Scientists would like to replicate the features that make remora fish unique.

Shark swimming close to the ocean floor with 4 remora fish

Jakob Ziegler / Getty Images 

If you've ever watched documentaries on sharks or seen them out in the water, you've probably noticed their smaller companions—remora fish. These fish attach themselves to larger marine creatures, including sharks, turtles, manta rays, and the like, for a number of reasons that include an easy mode of transportation, to gain the protection provided by being one with a bigger animal, and for food in the form of scraps dropped by the host animal.

And yet, their hitching on to a shark causes no harm to the shark itself. As such, they are not considered to be a parasite, since their relationship is commensal; one animal benefits, one derives neither benefit nor harm. The remora fish also eats parasites off the shark's body that would otherwise bother the shark, hence the shark's willingness to let the remora fish remain.

The lack of harm to the shark's body is what intrigues scientists the most: How do the fish achieve such a solid attachment, particularly to a surface as rough as shark skin, without damaging their host? They're so tightly affixed to the host that they don't even come off when a shark leaps out of the ocean. Researchers from Georgia Tech are taking a closer look at the top of remoras' heads, at the structure and tissue properties of the area that adheres to the host, and hope to make a bio-inspired adhesive with the same qualities.

The Remora's Suction Plate

Sucker on a remora's head
Rodrigo Friscione / Getty Images

The remora’s suction plate is essentially a specialized dorsal fin which has become a disc covered by connective tissue which seals the fish to its host. "The intricate skeletal structure enables efficient attachment to surfaces including sharks, sea turtles, whales and even boats," reports Georgia Tech.

“While other creatures with unique adhesive properties—such as geckos, tree frogs and insects—have been the inspiration for laboratory-fabricated adhesives, the remora has been overlooked until now,” said GTRI senior research engineer Jason Nadler in the report. “The remora’s attachment mechanism is quite different from other suction cup-based systems, fasteners or adhesives that can only attach to smooth surfaces or cannot be detached without damaging the host.”

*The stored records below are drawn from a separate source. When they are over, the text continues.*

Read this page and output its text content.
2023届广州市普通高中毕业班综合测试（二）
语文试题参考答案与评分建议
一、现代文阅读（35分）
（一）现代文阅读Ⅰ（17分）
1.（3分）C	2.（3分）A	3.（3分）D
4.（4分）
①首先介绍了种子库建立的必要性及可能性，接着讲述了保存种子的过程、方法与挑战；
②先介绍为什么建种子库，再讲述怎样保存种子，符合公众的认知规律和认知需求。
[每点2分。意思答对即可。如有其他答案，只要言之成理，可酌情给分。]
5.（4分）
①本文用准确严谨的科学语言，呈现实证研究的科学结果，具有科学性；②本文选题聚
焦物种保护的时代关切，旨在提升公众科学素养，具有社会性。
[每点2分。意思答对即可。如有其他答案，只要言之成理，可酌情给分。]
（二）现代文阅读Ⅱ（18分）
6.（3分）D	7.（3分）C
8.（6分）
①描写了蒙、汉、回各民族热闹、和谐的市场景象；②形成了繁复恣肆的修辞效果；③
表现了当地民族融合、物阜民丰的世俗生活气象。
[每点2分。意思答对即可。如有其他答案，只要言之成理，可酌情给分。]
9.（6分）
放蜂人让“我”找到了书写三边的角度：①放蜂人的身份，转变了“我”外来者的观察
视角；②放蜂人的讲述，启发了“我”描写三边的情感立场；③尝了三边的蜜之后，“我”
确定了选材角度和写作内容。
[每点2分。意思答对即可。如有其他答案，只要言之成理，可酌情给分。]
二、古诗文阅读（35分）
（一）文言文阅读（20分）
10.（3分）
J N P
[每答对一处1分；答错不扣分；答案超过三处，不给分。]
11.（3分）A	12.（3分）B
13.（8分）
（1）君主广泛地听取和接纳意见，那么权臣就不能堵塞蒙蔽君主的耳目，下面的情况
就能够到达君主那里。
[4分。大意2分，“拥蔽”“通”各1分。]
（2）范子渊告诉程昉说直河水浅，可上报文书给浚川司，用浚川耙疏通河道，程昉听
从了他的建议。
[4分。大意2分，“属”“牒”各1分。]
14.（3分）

Researchers at Beihang University in China have found that the secret lies in highly elastic collagen fibers beneath the skin that allow the suction pad to bend to fit whatever uneven surface it's attaching to. This also reinforces it to create a tight seal.

Developing an Adhesive Based on Remoras

Along with detailed studies of remora species and their abilities, the researchers are using 3D printing to prototype versions of the remora's specialized dorsal fin. “We are not trying to replicate the exact remora adhesion structure that occurs in nature,” explained Nadler. “We would like to identify, characterize and harness its critical features to design and test attachment systems that enable those unique adhesive functions.”

According to the researchers, finding out the trick to this fish's reversible adhesion could be a benefit for many industries. It "could be used to create pain- and residue-free bandages, attach sensors to objects in aquatic or military reconnaissance environments, replace surgical clamps and help robots climb."

The team at Beihang says it has already managed to build a suction disc that "can stay stuck nearly 3.5 times longer than existing silicon suction discs," so it appears the remora's unique features are already driving interesting innovations.